Bob Gordon at Nantahala Outdoor Center (NOC) in Gatlinburg sells outdoor equipment for hikers, including the 10 essentials for safety

RELATED: Aug. 12, 2019 - Don't go on your next Smokies trip without trying these hiking hacks

"Even if you're going out for just the day, it's important to have the equipment that you need should you get into any kind of trouble," said Gordon.

Carrying life-saving essentials does not mean having to weigh yourself down like a pack mule for a short hike.

"There are little base kits with some essential things like a sparker to start fires, tinder cubes, a solar flash, signal mirror, a whistle, and a waterproof emergency bag to cover yourself up. With just these two things that cover a lot of the essentials, I mean, you're talking less than a pound," said Gordon.

Credit: WBIR
Emergency bag for hikers sold at Nantahala Outdoor Center in Gatlinburg.

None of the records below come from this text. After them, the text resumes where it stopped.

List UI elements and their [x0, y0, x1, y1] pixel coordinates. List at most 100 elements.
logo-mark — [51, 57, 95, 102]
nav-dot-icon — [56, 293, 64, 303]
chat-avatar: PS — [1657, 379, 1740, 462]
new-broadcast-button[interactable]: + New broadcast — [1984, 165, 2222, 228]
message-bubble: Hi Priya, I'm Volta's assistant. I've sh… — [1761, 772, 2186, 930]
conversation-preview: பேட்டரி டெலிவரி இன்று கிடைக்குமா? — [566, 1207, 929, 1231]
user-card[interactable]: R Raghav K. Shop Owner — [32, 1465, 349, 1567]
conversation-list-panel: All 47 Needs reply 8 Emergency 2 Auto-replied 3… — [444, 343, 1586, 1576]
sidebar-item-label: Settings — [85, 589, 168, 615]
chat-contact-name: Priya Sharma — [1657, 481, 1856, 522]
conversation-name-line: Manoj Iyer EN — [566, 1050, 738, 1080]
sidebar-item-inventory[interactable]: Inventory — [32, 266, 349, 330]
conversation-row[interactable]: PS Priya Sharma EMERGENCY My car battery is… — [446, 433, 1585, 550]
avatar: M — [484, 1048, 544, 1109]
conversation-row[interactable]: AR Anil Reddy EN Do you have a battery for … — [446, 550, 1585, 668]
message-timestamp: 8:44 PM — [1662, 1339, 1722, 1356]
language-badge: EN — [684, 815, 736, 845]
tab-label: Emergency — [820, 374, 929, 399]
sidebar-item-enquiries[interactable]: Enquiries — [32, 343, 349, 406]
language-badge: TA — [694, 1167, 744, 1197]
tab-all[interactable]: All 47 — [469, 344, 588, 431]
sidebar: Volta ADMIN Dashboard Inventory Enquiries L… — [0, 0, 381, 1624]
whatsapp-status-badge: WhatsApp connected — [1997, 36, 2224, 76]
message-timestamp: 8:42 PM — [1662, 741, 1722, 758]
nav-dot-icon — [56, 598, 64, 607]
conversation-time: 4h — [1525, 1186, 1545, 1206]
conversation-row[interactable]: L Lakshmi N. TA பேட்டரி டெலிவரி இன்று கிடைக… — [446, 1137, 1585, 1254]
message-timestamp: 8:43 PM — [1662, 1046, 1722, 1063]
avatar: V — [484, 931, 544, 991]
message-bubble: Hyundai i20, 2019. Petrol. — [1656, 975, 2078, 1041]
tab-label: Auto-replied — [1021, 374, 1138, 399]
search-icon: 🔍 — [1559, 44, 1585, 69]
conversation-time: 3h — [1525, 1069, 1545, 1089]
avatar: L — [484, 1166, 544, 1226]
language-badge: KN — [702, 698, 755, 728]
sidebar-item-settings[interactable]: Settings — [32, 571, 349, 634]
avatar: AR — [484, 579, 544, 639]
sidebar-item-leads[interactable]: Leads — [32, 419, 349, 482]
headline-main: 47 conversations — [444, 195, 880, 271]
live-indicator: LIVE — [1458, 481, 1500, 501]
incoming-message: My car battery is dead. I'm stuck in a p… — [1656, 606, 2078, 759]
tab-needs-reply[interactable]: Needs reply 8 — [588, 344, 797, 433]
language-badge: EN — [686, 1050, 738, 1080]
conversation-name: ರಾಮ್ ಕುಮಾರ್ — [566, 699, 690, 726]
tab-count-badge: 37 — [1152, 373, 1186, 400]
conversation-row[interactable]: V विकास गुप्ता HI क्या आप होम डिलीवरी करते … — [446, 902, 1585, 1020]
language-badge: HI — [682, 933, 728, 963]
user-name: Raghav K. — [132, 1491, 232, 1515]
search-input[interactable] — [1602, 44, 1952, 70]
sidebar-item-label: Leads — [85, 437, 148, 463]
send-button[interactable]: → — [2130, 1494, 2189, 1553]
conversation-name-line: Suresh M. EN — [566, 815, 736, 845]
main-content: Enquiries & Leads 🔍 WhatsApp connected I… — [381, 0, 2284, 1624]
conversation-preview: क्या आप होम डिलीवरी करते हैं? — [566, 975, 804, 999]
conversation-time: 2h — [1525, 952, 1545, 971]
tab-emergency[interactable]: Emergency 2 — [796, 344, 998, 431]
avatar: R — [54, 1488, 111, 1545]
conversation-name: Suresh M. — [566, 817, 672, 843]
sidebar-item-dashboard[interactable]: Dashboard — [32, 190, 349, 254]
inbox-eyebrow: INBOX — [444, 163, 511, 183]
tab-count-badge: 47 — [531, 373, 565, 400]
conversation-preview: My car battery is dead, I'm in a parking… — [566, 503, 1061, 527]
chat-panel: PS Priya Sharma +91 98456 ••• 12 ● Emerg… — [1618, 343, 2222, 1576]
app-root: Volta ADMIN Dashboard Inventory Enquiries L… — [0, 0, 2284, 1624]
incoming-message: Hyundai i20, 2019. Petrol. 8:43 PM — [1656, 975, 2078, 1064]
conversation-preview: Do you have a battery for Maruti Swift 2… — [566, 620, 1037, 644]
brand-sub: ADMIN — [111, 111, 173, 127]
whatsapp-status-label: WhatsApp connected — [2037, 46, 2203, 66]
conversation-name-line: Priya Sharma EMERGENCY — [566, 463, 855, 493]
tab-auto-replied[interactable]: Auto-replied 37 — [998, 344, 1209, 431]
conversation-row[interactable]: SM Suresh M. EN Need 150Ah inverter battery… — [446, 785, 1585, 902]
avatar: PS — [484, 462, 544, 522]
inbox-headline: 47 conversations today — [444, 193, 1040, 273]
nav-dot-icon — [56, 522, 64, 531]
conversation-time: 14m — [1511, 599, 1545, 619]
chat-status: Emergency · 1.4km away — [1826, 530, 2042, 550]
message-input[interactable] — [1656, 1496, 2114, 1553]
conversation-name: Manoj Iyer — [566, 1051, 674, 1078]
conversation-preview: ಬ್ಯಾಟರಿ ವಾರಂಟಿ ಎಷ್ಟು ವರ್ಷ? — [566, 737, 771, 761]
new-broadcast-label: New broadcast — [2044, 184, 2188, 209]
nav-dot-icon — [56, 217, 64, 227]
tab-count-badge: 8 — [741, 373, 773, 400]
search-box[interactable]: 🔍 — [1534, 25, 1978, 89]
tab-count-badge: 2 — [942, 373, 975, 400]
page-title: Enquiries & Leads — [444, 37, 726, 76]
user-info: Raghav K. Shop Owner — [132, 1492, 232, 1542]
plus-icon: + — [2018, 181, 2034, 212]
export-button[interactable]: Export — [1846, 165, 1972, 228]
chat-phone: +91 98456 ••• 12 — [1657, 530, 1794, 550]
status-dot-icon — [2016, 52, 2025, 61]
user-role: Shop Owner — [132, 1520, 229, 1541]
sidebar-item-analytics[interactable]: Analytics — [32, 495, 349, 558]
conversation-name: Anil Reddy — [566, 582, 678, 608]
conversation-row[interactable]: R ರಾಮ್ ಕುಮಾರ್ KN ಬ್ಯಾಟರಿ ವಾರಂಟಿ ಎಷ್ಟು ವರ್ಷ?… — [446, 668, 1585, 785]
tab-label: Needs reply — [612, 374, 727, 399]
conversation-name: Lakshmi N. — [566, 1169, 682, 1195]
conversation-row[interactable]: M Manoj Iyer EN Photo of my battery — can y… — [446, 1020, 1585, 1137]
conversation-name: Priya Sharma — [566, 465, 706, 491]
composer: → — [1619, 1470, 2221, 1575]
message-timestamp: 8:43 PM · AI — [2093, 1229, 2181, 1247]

Gordon also recommends a small water filter that allows you to safely drink from any stream, creek, or puddle you come across in an emergency.

First aid kits, water filters, and emergency blankets may seem like overkill for a short hike. Yet, short trips are often the journeys that kill in the national park because hikers do not bring supplies.

In September 2018, an Ohio woman was on a relatively short hike near Clingmans Dome with nothing but her car keys. Susan Clements took a wrong turn on a trail, was unable to find her way back to her car before night fell, and died overnight of hypothermia.  Fatal hypothermia can occur with temperatures in the 50s or 60s if conditions are wet and windy.

RELATED: Apr. 2, 2019 - Autopsy: Hypothermia killed Ohio woman in Smokies

Awareness of weather conditions and a few lightweight items can help you prepare for the worst, while hopefully making your hike in the Smokies the best.

"Because you never know what can happen. You can get caught in a storm, have an injury, or any number of things where a short trip may suddenly mean you have to spend the night outside," said Gordon.